I have never read a Medium story from anyone needing UBI.

Most UBI plans seem to originate from the fantasies of the well-off (at least mine do). The logic is something like this: yeah, I make a lot of money but I could lose my job at any moment. If I had $2k a month, GUARANTEED, then I could live off rice and beans and finish that novel.

I know; I know. UBI is about opportunity for the disenfranchised. Nonetheless, my almost-bedridden Mother knows — getting money, from an inheritance or UBI has little bearing on happiness.

Happiness doesn’t begin after $2,000, $1,000 or even 25-cents.

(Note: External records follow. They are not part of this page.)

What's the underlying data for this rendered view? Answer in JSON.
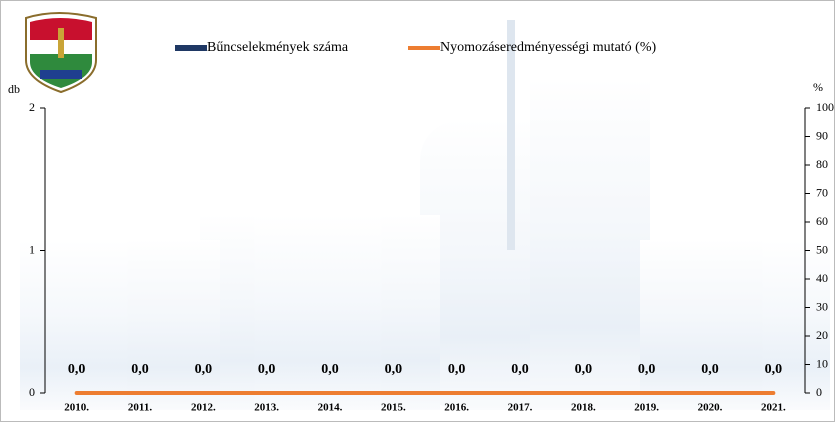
{
  "chart_data": {
    "type": "bar_line",
    "y_label": "db",
    "y2_label": "%",
    "categories": [
      "2010.",
      "2011.",
      "2012.",
      "2013.",
      "2014.",
      "2015.",
      "2016.",
      "2017.",
      "2018.",
      "2019.",
      "2020.",
      "2021."
    ],
    "series": [
      {
        "name": "Bűncselekmények száma",
        "color": "#1f3864",
        "type": "bar",
        "values": [
          0,
          0,
          0,
          0,
          0,
          0,
          0,
          0,
          0,
          0,
          0,
          0
        ]
      },
      {
        "name": "Nyomozáseredményességi mutató (%)",
        "color": "#ed7d31",
        "type": "line",
        "axis": "y2",
        "values": [
          0,
          0,
          0,
          0,
          0,
          0,
          0,
          0,
          0,
          0,
          0,
          0
        ],
        "value_labels": [
          "0,0",
          "0,0",
          "0,0",
          "0,0",
          "0,0",
          "0,0",
          "0,0",
          "0,0",
          "0,0",
          "0,0",
          "0,0",
          "0,0"
        ]
      }
    ],
    "ylim": [
      0,
      2
    ],
    "yticks": [
      0,
      1,
      2
    ],
    "y2lim": [
      0,
      100
    ],
    "y2ticks": [
      0,
      10,
      20,
      30,
      40,
      50,
      60,
      70,
      80,
      90,
      100
    ]
  }
}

Anyway, wouldn’t we all rather have free dental?

Lately, every time my mother has tried to walk from bed to computer desk she has fallen. She’s in an old-age (not nursing) home, so they call EMT to pick her up and put her back in bed.

I bought her a used Windows Surface so that she could use it the same way she does on her desktop computer.

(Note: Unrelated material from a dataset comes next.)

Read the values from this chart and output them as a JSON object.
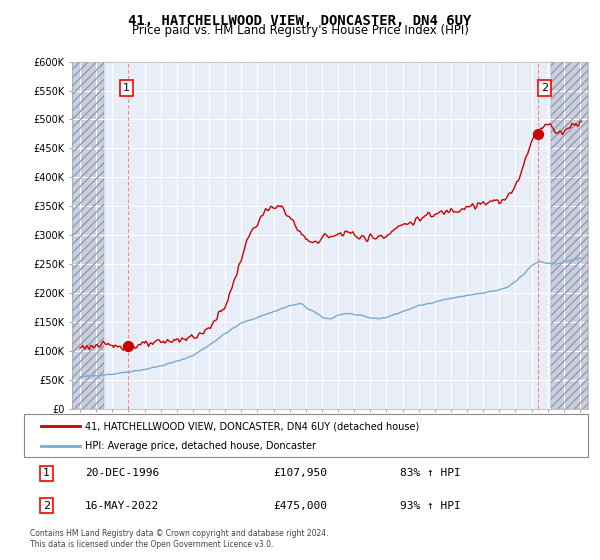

After hours of finding all her passwords and setting up all the tabs in the browser I gave it to her. She said she was too tired to use it. She also complained that it was too heavy. Just before I leave she asks about thriftsbooks.com, a site she buys used books from. I ask her, first make sure you can use the tablet with all the sites already set up: Amazon, Facebook, NYtimes, The Guardian, Email and Netflix.

She gave me a look. I’m sure you have a Mother. You know the look. Our 59 year history together — out the window!

She wanted to buy some old paperback NOW.

No need to point out the hundreds of other, still unread books, piled up in her room. No need to point out all stuff she asked for first. She didn’t want to watch some channels I subscribed for her on Amazon Prime. Didn’t want Netflix. Or enjoy her subscriptions to The Guardian or NYtimes.

She didn’t want to play along with me that she’s lucky she already has a form of UBI. That she may not have enough money to buy everything she wants.

What does it say if a bookish, fairly unmaterialistic person spends some of her last remaining energy shopping for books she doesn’t need? How can we have UBI without the money used to purchase more junk? As soon as we put restrictions on what can be bought we’re back to classic social assistance.

The canard is that the West is all about materialism and capitalism. I don’t get why some X amount of money is good and the rest bad. That is, would people really spend their UBI only on necessities, good, and get a 2nd job to earn money for the bad?

Humans need struggle, even when it makes no sense. My Mom wanted to struggle to get another book. It makes her feel alive.

No one wants UBI. They want a good struggle. For most people that is a job they feel good at. We already have 40 million bullshit jobs in the U.S. Why can’t we create 20 million more? Further, in non-materialistic countries prices are not fixed. Why, because the struggle of bargaining is fun for both buyer and seller.

UBI is just a form of telling someone to go to their room and die. No one will do that. Which is why I’m against it and for it at the same time.